COMMUNICATIONS IN STATISTICS-THEORY AND METHODS, cilt.52, sa.13, ss.4590-4604, 2023 (SCI-Expanded) identifier identifier

  • Yayın Türü: Makale / Tam Makale
  • Cilt numarası: 52 Sayı: 13
  • Basım Tarihi: 2023
  • Doi Numarası: 10.1080/03610926.2021.1996606
  • Dergi Adı: COMMUNICATIONS IN STATISTICS-THEORY AND METHODS
  • Derginin Tarandığı İndeksler: Science Citation Index Expanded (SCI-EXPANDED), Scopus, Academic Search Premier, Business Source Elite, Business Source Premier, CAB Abstracts, Compendex, Veterinary Science Database, zbMATH, Civil Engineering Abstracts
  • Sayfa Sayıları: ss.4590-4604
  • Anahtar Kelimeler: Robust Hotelling test statistic, one-sample Hotelling test, high-dimensional data, minimum regularized covariance estimators, shrinkage-based diagonal Hotelling test, MVTests, MEAN VECTOR, FEWER OBSERVATIONS, SIZE
  • Ondokuz Mayıs Üniversitesi Adresli: Evet

Özet

The Hotelling T-2 statistic is used to test the hypothesis about the location parameter of multivariate Gaussian distribution, and it is significantly sensitive to outliers.
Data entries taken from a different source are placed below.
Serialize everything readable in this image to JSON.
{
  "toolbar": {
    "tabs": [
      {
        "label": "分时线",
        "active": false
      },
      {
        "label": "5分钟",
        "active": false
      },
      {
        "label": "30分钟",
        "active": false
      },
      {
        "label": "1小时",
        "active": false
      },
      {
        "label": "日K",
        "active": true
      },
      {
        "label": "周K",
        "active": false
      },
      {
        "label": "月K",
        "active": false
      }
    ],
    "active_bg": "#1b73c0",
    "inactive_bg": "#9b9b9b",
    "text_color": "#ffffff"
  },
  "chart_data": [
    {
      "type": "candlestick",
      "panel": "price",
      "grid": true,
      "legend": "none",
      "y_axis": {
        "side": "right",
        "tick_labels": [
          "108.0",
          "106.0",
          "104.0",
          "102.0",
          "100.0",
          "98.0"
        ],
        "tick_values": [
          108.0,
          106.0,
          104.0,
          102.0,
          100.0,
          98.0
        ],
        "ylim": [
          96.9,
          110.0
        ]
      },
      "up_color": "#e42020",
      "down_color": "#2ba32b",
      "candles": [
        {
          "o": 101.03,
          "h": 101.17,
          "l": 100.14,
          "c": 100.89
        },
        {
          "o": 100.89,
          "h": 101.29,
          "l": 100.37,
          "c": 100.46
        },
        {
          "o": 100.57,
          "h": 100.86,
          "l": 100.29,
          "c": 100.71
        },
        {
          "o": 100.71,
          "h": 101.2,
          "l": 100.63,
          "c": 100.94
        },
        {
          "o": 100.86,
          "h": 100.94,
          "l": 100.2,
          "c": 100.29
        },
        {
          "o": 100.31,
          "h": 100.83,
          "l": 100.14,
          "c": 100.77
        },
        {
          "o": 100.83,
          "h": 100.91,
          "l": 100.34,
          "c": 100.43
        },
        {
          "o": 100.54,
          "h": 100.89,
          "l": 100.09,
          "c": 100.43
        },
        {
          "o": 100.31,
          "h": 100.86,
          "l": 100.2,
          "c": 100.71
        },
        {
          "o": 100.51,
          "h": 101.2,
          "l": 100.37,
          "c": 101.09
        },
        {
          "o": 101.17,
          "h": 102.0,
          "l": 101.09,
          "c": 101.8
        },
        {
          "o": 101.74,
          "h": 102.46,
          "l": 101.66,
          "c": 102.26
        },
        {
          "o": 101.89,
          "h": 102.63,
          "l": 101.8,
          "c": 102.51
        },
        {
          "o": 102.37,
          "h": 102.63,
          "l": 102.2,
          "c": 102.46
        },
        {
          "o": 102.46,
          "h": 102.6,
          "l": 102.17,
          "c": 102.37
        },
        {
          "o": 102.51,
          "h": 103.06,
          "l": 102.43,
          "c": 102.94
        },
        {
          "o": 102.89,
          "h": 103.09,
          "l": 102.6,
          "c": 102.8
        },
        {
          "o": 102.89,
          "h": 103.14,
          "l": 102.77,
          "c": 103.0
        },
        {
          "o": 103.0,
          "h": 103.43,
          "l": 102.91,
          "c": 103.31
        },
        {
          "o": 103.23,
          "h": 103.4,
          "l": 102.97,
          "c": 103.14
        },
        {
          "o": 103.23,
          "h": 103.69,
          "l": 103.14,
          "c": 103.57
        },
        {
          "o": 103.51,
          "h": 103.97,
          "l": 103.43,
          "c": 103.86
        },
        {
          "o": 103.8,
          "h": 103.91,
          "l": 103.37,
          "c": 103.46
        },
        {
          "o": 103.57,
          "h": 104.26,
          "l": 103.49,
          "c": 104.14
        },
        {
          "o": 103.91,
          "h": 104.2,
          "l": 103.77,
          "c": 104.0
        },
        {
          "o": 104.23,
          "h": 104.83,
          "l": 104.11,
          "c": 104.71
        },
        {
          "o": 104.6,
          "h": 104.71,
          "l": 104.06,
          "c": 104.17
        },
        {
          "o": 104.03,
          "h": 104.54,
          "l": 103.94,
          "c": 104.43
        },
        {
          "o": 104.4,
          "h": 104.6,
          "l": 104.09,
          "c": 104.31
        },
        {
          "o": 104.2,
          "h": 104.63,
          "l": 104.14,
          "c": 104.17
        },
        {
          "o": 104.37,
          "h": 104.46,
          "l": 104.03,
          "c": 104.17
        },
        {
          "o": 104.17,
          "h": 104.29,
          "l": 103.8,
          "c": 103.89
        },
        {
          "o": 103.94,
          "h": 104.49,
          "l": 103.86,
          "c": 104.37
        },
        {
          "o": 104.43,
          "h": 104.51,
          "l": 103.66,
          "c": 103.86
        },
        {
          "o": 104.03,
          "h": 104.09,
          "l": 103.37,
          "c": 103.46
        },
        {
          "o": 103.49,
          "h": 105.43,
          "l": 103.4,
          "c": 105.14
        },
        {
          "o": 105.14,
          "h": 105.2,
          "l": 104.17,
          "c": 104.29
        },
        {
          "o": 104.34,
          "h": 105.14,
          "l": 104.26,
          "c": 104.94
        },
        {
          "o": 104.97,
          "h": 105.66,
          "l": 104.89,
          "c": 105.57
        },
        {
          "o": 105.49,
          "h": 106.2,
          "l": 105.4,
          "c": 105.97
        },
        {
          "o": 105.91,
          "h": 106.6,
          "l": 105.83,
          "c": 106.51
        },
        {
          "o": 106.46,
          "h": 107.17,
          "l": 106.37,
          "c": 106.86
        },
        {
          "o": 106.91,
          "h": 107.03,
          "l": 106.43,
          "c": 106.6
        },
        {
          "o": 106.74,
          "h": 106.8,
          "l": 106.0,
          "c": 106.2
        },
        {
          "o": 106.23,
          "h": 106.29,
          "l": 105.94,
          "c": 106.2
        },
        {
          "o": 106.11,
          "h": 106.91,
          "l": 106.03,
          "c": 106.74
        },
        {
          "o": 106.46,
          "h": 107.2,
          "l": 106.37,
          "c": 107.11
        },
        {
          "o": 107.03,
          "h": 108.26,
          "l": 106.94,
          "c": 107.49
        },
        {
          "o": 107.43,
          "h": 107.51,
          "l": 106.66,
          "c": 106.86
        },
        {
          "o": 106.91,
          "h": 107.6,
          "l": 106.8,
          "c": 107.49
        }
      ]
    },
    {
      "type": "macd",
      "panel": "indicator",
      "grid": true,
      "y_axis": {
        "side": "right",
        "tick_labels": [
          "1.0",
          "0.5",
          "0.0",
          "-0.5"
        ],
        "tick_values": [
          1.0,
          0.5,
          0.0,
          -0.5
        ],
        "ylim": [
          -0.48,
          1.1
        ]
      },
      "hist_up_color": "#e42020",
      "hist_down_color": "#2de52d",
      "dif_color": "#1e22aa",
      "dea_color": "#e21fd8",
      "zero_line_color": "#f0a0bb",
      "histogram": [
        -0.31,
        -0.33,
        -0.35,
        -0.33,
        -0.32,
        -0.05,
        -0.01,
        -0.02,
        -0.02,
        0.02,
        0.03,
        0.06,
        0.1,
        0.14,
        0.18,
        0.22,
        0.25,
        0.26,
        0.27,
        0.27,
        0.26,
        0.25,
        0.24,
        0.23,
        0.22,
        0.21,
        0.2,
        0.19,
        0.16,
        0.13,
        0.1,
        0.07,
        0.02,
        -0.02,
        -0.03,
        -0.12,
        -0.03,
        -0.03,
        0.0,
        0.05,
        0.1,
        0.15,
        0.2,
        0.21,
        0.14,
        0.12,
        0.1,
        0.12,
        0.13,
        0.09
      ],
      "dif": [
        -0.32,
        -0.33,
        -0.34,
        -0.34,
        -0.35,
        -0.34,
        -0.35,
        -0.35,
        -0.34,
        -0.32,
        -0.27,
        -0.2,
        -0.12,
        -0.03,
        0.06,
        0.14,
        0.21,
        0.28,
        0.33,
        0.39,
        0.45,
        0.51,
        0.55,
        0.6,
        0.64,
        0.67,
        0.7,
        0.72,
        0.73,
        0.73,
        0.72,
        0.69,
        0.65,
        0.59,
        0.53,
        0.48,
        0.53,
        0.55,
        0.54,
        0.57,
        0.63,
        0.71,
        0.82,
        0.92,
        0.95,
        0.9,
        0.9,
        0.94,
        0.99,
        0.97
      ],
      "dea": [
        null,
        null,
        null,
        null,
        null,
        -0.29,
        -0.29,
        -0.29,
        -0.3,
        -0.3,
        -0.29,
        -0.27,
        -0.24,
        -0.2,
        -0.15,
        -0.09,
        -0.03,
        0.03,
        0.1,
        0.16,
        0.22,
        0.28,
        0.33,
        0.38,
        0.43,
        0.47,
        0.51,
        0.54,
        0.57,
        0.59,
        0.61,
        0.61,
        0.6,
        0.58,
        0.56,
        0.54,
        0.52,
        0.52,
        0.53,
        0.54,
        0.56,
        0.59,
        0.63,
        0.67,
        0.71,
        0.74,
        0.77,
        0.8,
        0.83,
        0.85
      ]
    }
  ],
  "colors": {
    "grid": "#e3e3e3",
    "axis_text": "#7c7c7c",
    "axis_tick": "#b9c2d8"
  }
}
Also, we cannot calculate it when the sample size is less than the number of variables because this statistic needs the inverse of the covariance matrix, and the sample covariance matrix is singular in high dimensional data. Although a new approach, based on shrinkage estimation, was proposed to solve this singularity problem, this estimator is still sensitive to outliers. On the other hand, a robust one sample Hotelling T-2 statistic was proposed by using the minimum covariance determinant (MCD) estimates instead of classical ones. Since the MCD estimates cannot be calculated when n < p, this statistic cannot be used in high-dimensional data. This study proposes to use the minimum regularized covariance determinant (MRCD) estimator instead of classical or MCD. The MRCD estimator is a robust location and scatter estimator, which can be calculated in high-dimensional data. We obtain the asymptotic distribution of the proposed test statistic using Monte Carlo simulations and examine the power and robustness properties of the test statistic with simulated datasets. As a result, we show that the approximate distribution of the test statistic is proper, and the proposed robust test statistic can be used to test the hypothesis about the location parameter of contaminated high dimensional data. Finally, we construct an R function in the MVTests package to perform our proposed test statistic.